Teaching not the reason to operate on teen, US don says
It was in the patient’s interest to fix misaligned neck bones, HK-born overseas surgeon says

A professor invited from the United States to perform neck surgery said it was not for the purpose of teaching that he decided to operate on a teenager who later died, the Coroner's Court heard yesterday.
Professor Dachling Pang was testifying over the death of Medwin Cheung Yui-ting, 13, who died two weeks after the surgery at Tuen Mun Hospital in 2011.
Pang, chief of the Regional Centre for Paediatric Neurosurgery at Kaiser Permanente hospitals in Northern California and paediatric neurosurgery don at the University of California, Davis, was invited to Hong Kong at the time to take part in a training programme run by the Hospital Authority. Medwin was one of the four cases selected for it.
In court yesterday, Pang said it was in the teen's interest to fix two misaligned neck bones.
"I have been doing it for 13 years in Hong Kong," he said. "I was born here, grew up as a child here and I want to contribute to Hong Kong." Pang said he did not prolong operation procedures for teaching purposes.

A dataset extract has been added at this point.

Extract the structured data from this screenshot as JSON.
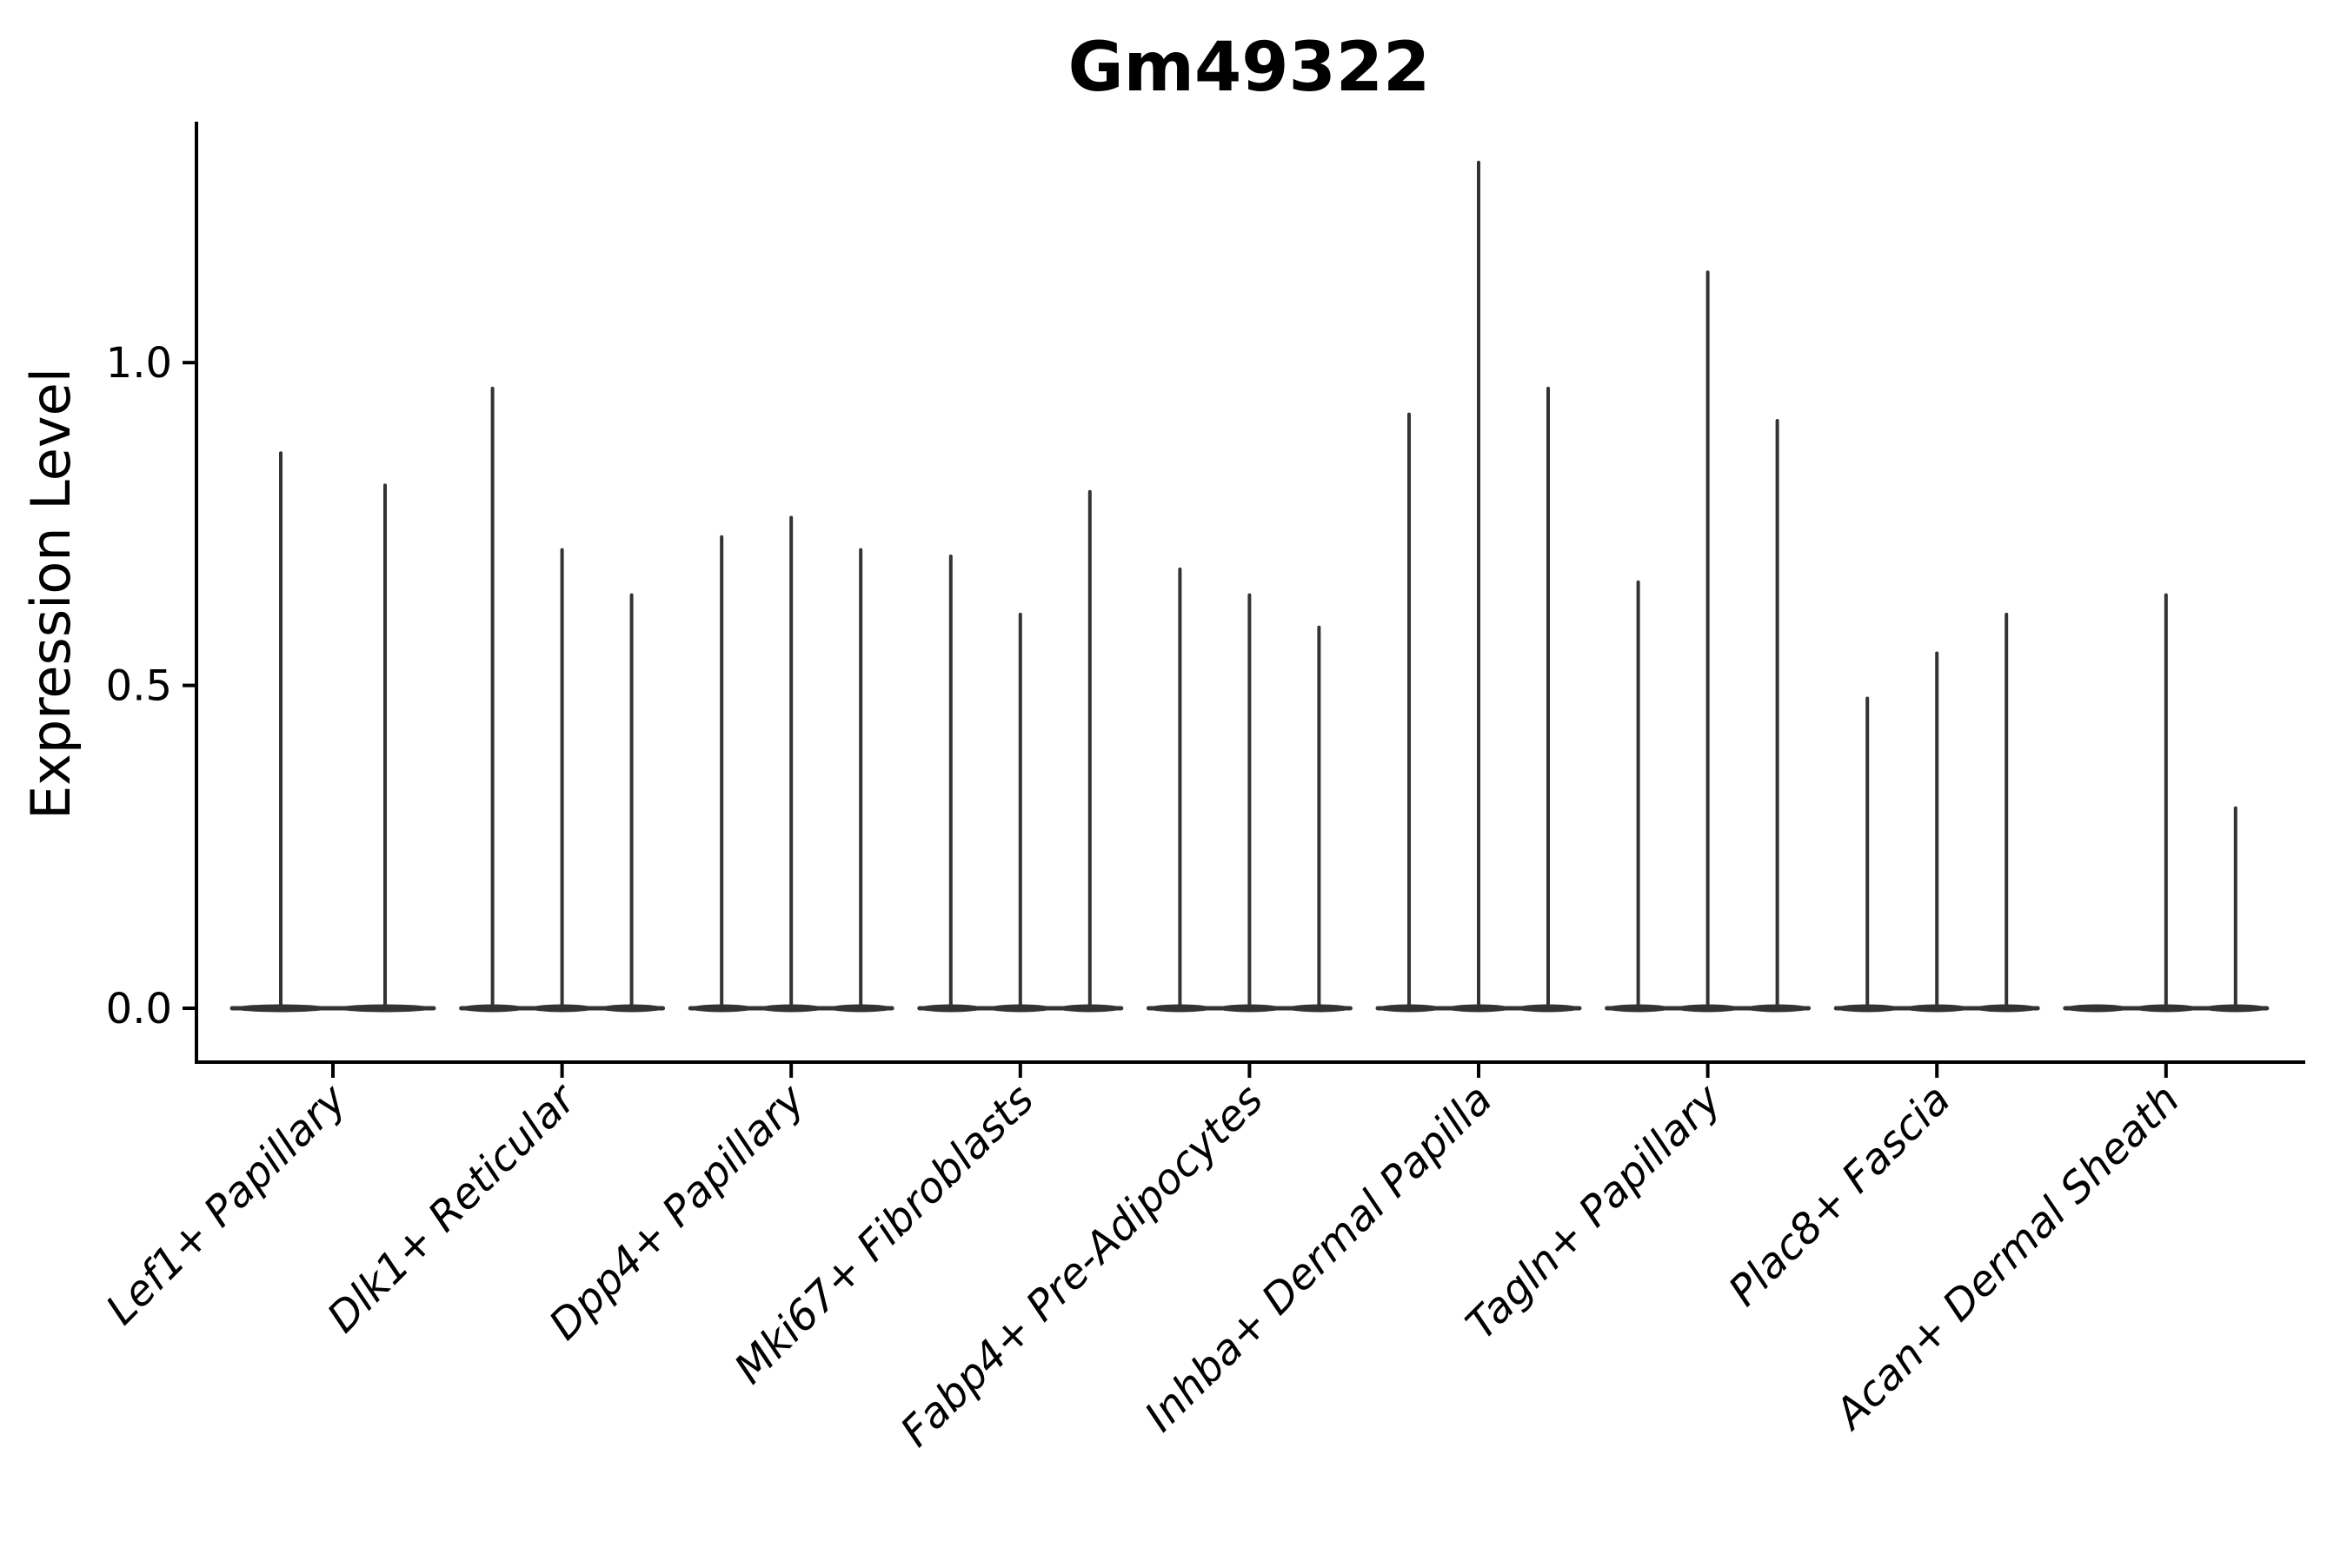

The surgery, held on August 4, 2011, ended in about eight hours, before Medwin's condition started deteriorating. Pang worked with Dr Wong Sui-to, then a neurosurgeon at the hospital.
On completion of their work, they checked that he was awake, could move his limbs and respond to their instructions, and had no swelling in the face. They handed the case to a junior doctor and left, but were called back about 15 minutes later as Medwin developed breathing problems.